Java might (might) be a valid solution for what Nadaka is asked to provide. With the obligatory caveat of Whateverthatisandifhetoldmehe'dhavetokillme, of course.
I've known deep-sea sensor platforms programmed in Forth, being considered more fit to work with the data inputs and microprocessor setup than anything bar intensively hand-coded assembler. Modern manned submersibles almost certainly have something else in any programmable systems.
I wouldn't use COBOL for rocket telemetry but for businesses... well,
I still wouldn't use COBOL[1], but I can see how numerate but not 'computerate' accountants could appreciate and audit the code, even those that can't write it.
I'm a fan of Perl (I do tend to mention that) because I can rapidly prototype things. The other day I did something with prime factorisation for which I was happy to have the freedom to create both arbitrary-length arrays and similarly expandable hashes, plus embed arrays within hashes and hashes within arrays for various categorisation and post-processing. But the overheads are a killer and once I'd tested it running for all the numbers from 1 to 10, from 1 to 100 and 1 to 1,000, the jump to investigating all the numbers up to 1,000,000 gave me some time to spare to do other things. If I'd done the code in something more compiled (e.g. one or other flavour of C) or possibly even gone the route of the part-compiled Java, I'd have been less quick on the coding and testing[2] but it would have been easily far faster to run the First Million tester, and I might even have been able to get a Thousand Million[3] run within the same time-scale. (Although I'd have already proven to myself what I'd wanted to prove.)
Ask me what I'd use for manned space-flight (especially if I was atop the rocket!), and I'd not use Java or COBOL or Forth, definitely not Perl, would avoid Pascal, stay away from all OO language implementations[4] yet would also be cautious of assembler-level programming (being too spoilt by the ability to use mid-to-high level coding techniques) as well. No. I don't know what I'd use. Probably not a time to dig out my old FORTRAN notes, either...
Ada was allegedly used to program missiles with, but the rust on my skill with that is currently a foot thick, even if the language itself is still considered notionally fit for purpose.
Tell you what,
don't ask me to program a manned space-flight, those guys who already do it are probably very happy with their Assembler or whatavyer and I'd rather not know that they use BASIC or ALGOL (or Lisp or bash scripts or just compile it straight from Z-notation) and just trust them. More than I'd trust me, if I were on top of the stack, regardless of whatever inflated opinion I might have in my own capabilities.
But I could rustle up that same Prime Number script in most of the languages I've mentioned (and others besides). Inefficiently, probably, but it'd work until it finished.
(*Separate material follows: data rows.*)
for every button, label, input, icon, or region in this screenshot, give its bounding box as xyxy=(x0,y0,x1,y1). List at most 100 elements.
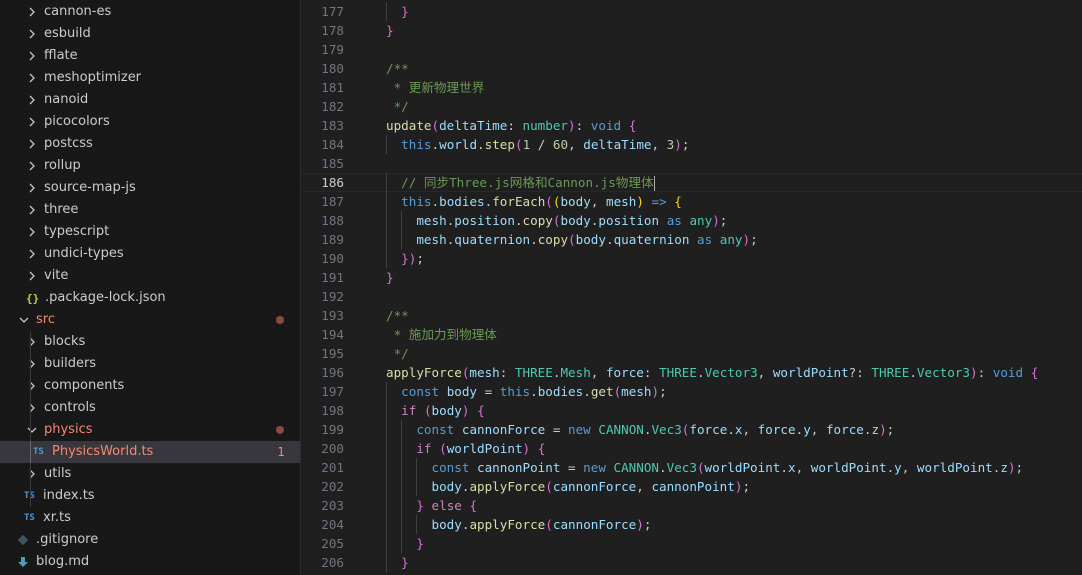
folder-postcss[interactable]: postcss xyxy=(0,133,300,155)
folder-blocks[interactable]: blocks xyxy=(0,331,300,353)
tree-item-label: rollup xyxy=(44,158,81,173)
indent-guide xyxy=(416,515,418,534)
indent-guide xyxy=(386,401,387,420)
code-text: body.applyForce(cannonForce); xyxy=(431,517,652,532)
code-line[interactable]: 184 this.world.step(1 / 60, deltaTime, 3… xyxy=(302,135,1082,154)
indent-guide xyxy=(386,439,387,458)
explorer-sidebar: cannon-es esbuild fflate meshoptimizer nanoi… xyxy=(0,0,301,575)
folder-fflate[interactable]: fflate xyxy=(0,45,300,67)
code-line[interactable]: 183 update(deltaTime: number): void { xyxy=(302,116,1082,135)
code-line[interactable]: 180 /** xyxy=(302,59,1082,78)
tree-item-label: controls xyxy=(44,400,96,415)
code-line[interactable]: 204 body.applyForce(cannonForce); xyxy=(302,515,1082,534)
indent-guide-active xyxy=(30,441,31,463)
code-line[interactable]: 178} xyxy=(302,21,1082,40)
indent-guide xyxy=(386,211,387,230)
folder-components[interactable]: components xyxy=(0,375,300,397)
line-number: 183 xyxy=(321,118,344,133)
chevron-right-icon xyxy=(24,202,40,218)
tree-item-label: .package-lock.json xyxy=(45,290,166,305)
code-line[interactable]: 188 mesh.position.copy(body.position as … xyxy=(302,211,1082,230)
code-line[interactable]: 198 if (body) { xyxy=(302,401,1082,420)
line-number: 189 xyxy=(321,232,344,247)
line-number: 199 xyxy=(321,422,344,437)
folder-controls[interactable]: controls xyxy=(0,397,300,419)
code-text: const cannonPoint = new CANNON.Vec3(worl… xyxy=(431,460,1024,475)
code-line[interactable]: 192 xyxy=(302,287,1082,306)
tree-item-label: three xyxy=(44,202,79,217)
code-line[interactable]: 195 */ xyxy=(302,344,1082,363)
folder-meshoptimizer[interactable]: meshoptimizer xyxy=(0,67,300,89)
file-physicsworld-ts[interactable]: TS PhysicsWorld.ts 1 xyxy=(0,441,300,463)
typescript-file-icon: TS xyxy=(33,447,44,457)
problem-count-badge: 1 xyxy=(277,445,285,459)
code-line[interactable]: 196 applyForce(mesh: THREE.Mesh, force: T… xyxy=(302,363,1082,382)
folder-cannon-es[interactable]: cannon-es xyxy=(0,1,300,23)
code-line[interactable]: 199 const cannonForce = new CANNON.Vec3(… xyxy=(302,420,1082,439)
folder-physics[interactable]: physics xyxy=(0,419,300,441)
line-number: 185 xyxy=(321,156,344,171)
code-text: * 更新物理世界 xyxy=(386,80,485,95)
code-text: const body = this.bodies.get(mesh); xyxy=(401,384,667,399)
chevron-down-icon xyxy=(16,312,32,328)
code-line[interactable]: 202 body.applyForce(cannonForce, cannonP… xyxy=(302,477,1082,496)
code-line[interactable]: 206 } xyxy=(302,553,1082,572)
code-line[interactable]: 190 }); xyxy=(302,249,1082,268)
code-line[interactable]: 197 const body = this.bodies.get(mesh); xyxy=(302,382,1082,401)
folder-builders[interactable]: builders xyxy=(0,353,300,375)
folder-utils[interactable]: utils xyxy=(0,463,300,485)
code-line[interactable]: 177 } xyxy=(302,2,1082,21)
tree-item-label: source-map-js xyxy=(44,180,136,195)
code-text: * 施加力到物理体 xyxy=(386,327,497,342)
chevron-right-icon xyxy=(24,26,40,42)
file-index-ts[interactable]: TSindex.ts xyxy=(0,485,300,507)
folder-typescript[interactable]: typescript xyxy=(0,221,300,243)
code-line[interactable]: 200 if (worldPoint) { xyxy=(302,439,1082,458)
code-line[interactable]: 201 const cannonPoint = new CANNON.Vec3(… xyxy=(302,458,1082,477)
line-number: 187 xyxy=(321,194,344,209)
folder-source-map-js[interactable]: source-map-js xyxy=(0,177,300,199)
folder-src[interactable]: src xyxy=(0,309,300,331)
git-file-icon xyxy=(17,532,33,548)
code-line[interactable]: 191} xyxy=(302,268,1082,287)
chevron-down-icon xyxy=(24,422,40,438)
indent-guide xyxy=(401,439,403,458)
code-line[interactable]: 182 */ xyxy=(302,97,1082,116)
file-gitignore[interactable]: .gitignore xyxy=(0,529,300,551)
folder-rollup[interactable]: rollup xyxy=(0,155,300,177)
file-blog-md[interactable]: blog.md xyxy=(0,551,300,573)
folder-undici-types[interactable]: undici-types xyxy=(0,243,300,265)
chevron-right-icon xyxy=(24,400,40,416)
code-line[interactable]: 181 * 更新物理世界 xyxy=(302,78,1082,97)
chevron-right-icon xyxy=(24,378,40,394)
folder-nanoid[interactable]: nanoid xyxy=(0,89,300,111)
code-line[interactable]: 205 } xyxy=(302,534,1082,553)
code-line[interactable]: 187 this.bodies.forEach((body, mesh) => … xyxy=(302,192,1082,211)
json-file-icon: {} xyxy=(26,291,40,305)
tree-item-label: PhysicsWorld.ts xyxy=(52,444,154,459)
indent-guide xyxy=(386,534,387,553)
code-editor[interactable]: 177 } 178} 179 180/** 181 * 更新物理世界 182 */183 u… xyxy=(302,0,1082,575)
code-line[interactable]: 203 } else { xyxy=(302,496,1082,515)
folder-three[interactable]: three xyxy=(0,199,300,221)
chevron-right-icon xyxy=(24,268,40,284)
file-xr-ts[interactable]: TS xr.ts xyxy=(0,507,300,529)
folder-esbuild[interactable]: esbuild xyxy=(0,23,300,45)
code-line[interactable]: 193 /** xyxy=(302,306,1082,325)
code-line[interactable]: 194 * 施加力到物理体 xyxy=(302,325,1082,344)
folder-picocolors[interactable]: picocolors xyxy=(0,111,300,133)
code-line[interactable]: 179 xyxy=(302,40,1082,59)
code-line[interactable]: 186 // 同步Three.js网格和Cannon.js物理体 xyxy=(302,173,1082,192)
code-text: body.applyForce(cannonForce, cannonPoint… xyxy=(431,479,751,494)
code-line[interactable]: 185 xyxy=(302,154,1082,173)
line-number: 178 xyxy=(321,23,344,38)
code-text: } xyxy=(401,555,409,570)
tree-item-label: postcss xyxy=(44,136,93,151)
code-line[interactable]: 189 mesh.quaternion.copy(body.quaternion… xyxy=(302,230,1082,249)
folder-vite[interactable]: vite xyxy=(0,265,300,287)
code-text: } xyxy=(386,23,394,38)
tree-item-label: picocolors xyxy=(44,114,110,129)
code-text: if (body) { xyxy=(401,403,485,418)
indent-guide xyxy=(401,477,403,496)
file-package-lock-json[interactable]: {} .package-lock.json xyxy=(0,287,300,309)
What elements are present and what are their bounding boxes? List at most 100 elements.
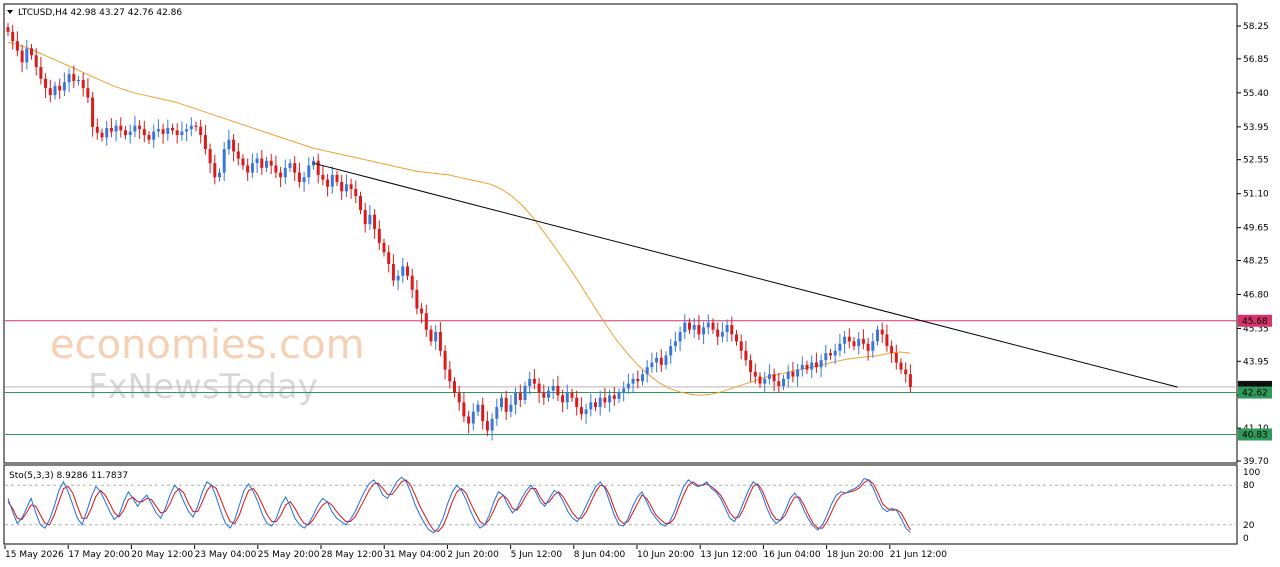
candle-down — [438, 332, 442, 351]
candle-up — [857, 339, 861, 347]
candle-down — [448, 369, 452, 382]
candle-down — [429, 329, 433, 342]
candle-down — [11, 31, 15, 42]
candle-up — [782, 378, 785, 386]
candle-down — [866, 343, 870, 351]
candle-down — [213, 163, 217, 178]
candle-up — [77, 79, 80, 82]
candle-down — [321, 174, 325, 180]
candle-down — [86, 88, 90, 98]
candle-down — [236, 151, 240, 159]
candle-down — [138, 125, 142, 130]
candle-up — [330, 174, 334, 187]
candle-down — [161, 129, 165, 134]
price-axis: 58.25 56.85 55.40 53.95 52.55 51.10 49.65 48.25… — [1237, 22, 1269, 467]
candle-down — [142, 129, 146, 136]
candle-down — [890, 346, 894, 354]
candle-up — [617, 392, 621, 399]
level-label-text: 45.68 — [1242, 317, 1268, 327]
time-tick-label: 5 Jun 12:00 — [511, 550, 563, 560]
candle-down — [335, 174, 339, 182]
candle-down — [518, 392, 522, 401]
candle-down — [363, 210, 367, 225]
candle-up — [152, 131, 156, 140]
candle-down — [246, 165, 250, 173]
candle-down — [457, 392, 461, 403]
candle-up — [565, 392, 569, 403]
time-tick-label: 17 May 20:00 — [68, 550, 130, 560]
candle-up — [673, 341, 677, 347]
candle-down — [415, 289, 419, 309]
candle-down — [274, 165, 278, 173]
candle-down — [100, 132, 104, 138]
candle-down — [91, 97, 95, 127]
candle-up — [645, 367, 649, 375]
candle-down — [880, 329, 884, 335]
candle-up — [767, 374, 771, 379]
candle-up — [434, 332, 438, 342]
candle-down — [829, 353, 832, 356]
time-tick-label: 15 May 2026 — [5, 550, 64, 560]
candle-down — [753, 371, 757, 377]
candle-up — [288, 163, 292, 168]
candle-down — [208, 149, 212, 164]
candle-up — [62, 82, 66, 91]
level-label-text: 40.83 — [1242, 431, 1268, 441]
candle-down — [147, 135, 151, 140]
candle-down — [354, 188, 358, 197]
candle-up — [156, 129, 160, 132]
candle-down — [297, 172, 301, 182]
candle-down — [20, 50, 24, 63]
candle-down — [711, 322, 715, 330]
candle-up — [706, 322, 710, 328]
candle-up — [509, 404, 513, 412]
candle-up — [796, 369, 800, 377]
time-tick-label: 16 Jun 04:00 — [763, 550, 820, 560]
candle-down — [424, 313, 428, 330]
candle-down — [481, 404, 485, 422]
price-tick-label: 58.25 — [1243, 22, 1269, 32]
candle-up — [871, 341, 875, 351]
candle-down — [293, 163, 297, 173]
candle-up — [523, 385, 527, 401]
price-tick-label: 53.95 — [1243, 123, 1269, 133]
candle-up — [720, 332, 724, 337]
candle-down — [467, 416, 471, 424]
candle-down — [373, 214, 377, 229]
candle-up — [53, 85, 57, 96]
candle-down — [485, 421, 489, 431]
candle-down — [349, 184, 353, 189]
candle-down — [556, 385, 560, 396]
time-tick-label: 23 May 04:00 — [195, 550, 257, 560]
candle-up — [763, 378, 767, 384]
candle-up — [302, 177, 306, 182]
price-tick-label: 46.80 — [1243, 291, 1269, 301]
time-tick-label: 25 May 20:00 — [258, 550, 320, 560]
candle-down — [44, 78, 48, 89]
candle-up — [631, 378, 635, 384]
candle-up — [702, 327, 706, 335]
candle-down — [847, 336, 851, 342]
candle-down — [387, 252, 391, 265]
time-tick-label: 13 Jun 12:00 — [700, 550, 757, 560]
price-tick-label: 56.85 — [1243, 55, 1269, 65]
candle-down — [908, 374, 912, 387]
stochastic-tick-label: 20 — [1243, 521, 1255, 531]
candle-down — [532, 378, 536, 384]
candle-down — [861, 339, 865, 344]
candle-up — [547, 390, 550, 398]
candle-down — [805, 364, 809, 370]
candle-down — [171, 128, 174, 131]
candle-up — [669, 346, 673, 356]
candle-up — [283, 167, 287, 178]
candle-down — [688, 322, 691, 330]
candle-up — [598, 397, 602, 408]
candle-down — [199, 126, 203, 136]
candle-up — [551, 385, 555, 391]
candle-down — [119, 125, 123, 131]
candle-up — [500, 397, 503, 408]
candle-down — [462, 402, 466, 417]
candle-down — [6, 27, 10, 32]
candle-down — [744, 350, 748, 361]
candle-up — [133, 125, 137, 132]
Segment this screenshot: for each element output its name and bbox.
Or hit the memory limits of the system. (As famously happened with my Rubics Cube simulator for the BBC Micro... Which couldn't have been a more early '80s things to have attempted unless I'd also been sitting on a space-hopper whilst to Spandau Ballet through a Sony Walkman.
)
Erm... the original point was that Java's good for some things (mostly, dare I say, webapp-like implementations where cross-platform functionality is king), so don't bash it. It doesn't mesh particularly well with my current coding style and needs, of course.
[1] Godawful language with its ENVIRONMENT DIVISION stuff and compiler-mandatory indenting scheme, bearing in mind it's been around 20 years since I last typed any of it in...
[2] Partly because I flit around programming languages according to demand, and I definitely get 'skill-rust' when I've not actually used a language for a while. Usually I start trying to do something that's actually only possible in a language which is a cousin of the one I'm trying to use... Unfaithful me. Jack Of All Trades, Master Of None.
[3] Billion to some of the world, a Milliard to the others. For the record I personally prefer long-scale measures (finding the alternative akin to institutionalised exaggeration) but avoid the '-ard's in favour of "Thousand Million", etc. Or stick with 10^N notation.
[4] Although I acknowledge there's always good compile-time sanity checking for class compatibility, I don't trust the degree of overheads. But that rules out Java, all the C++/C#/.NET etc stuff, and (if not already ruled out) the likes of Delphi and similar OO developments of various older languages.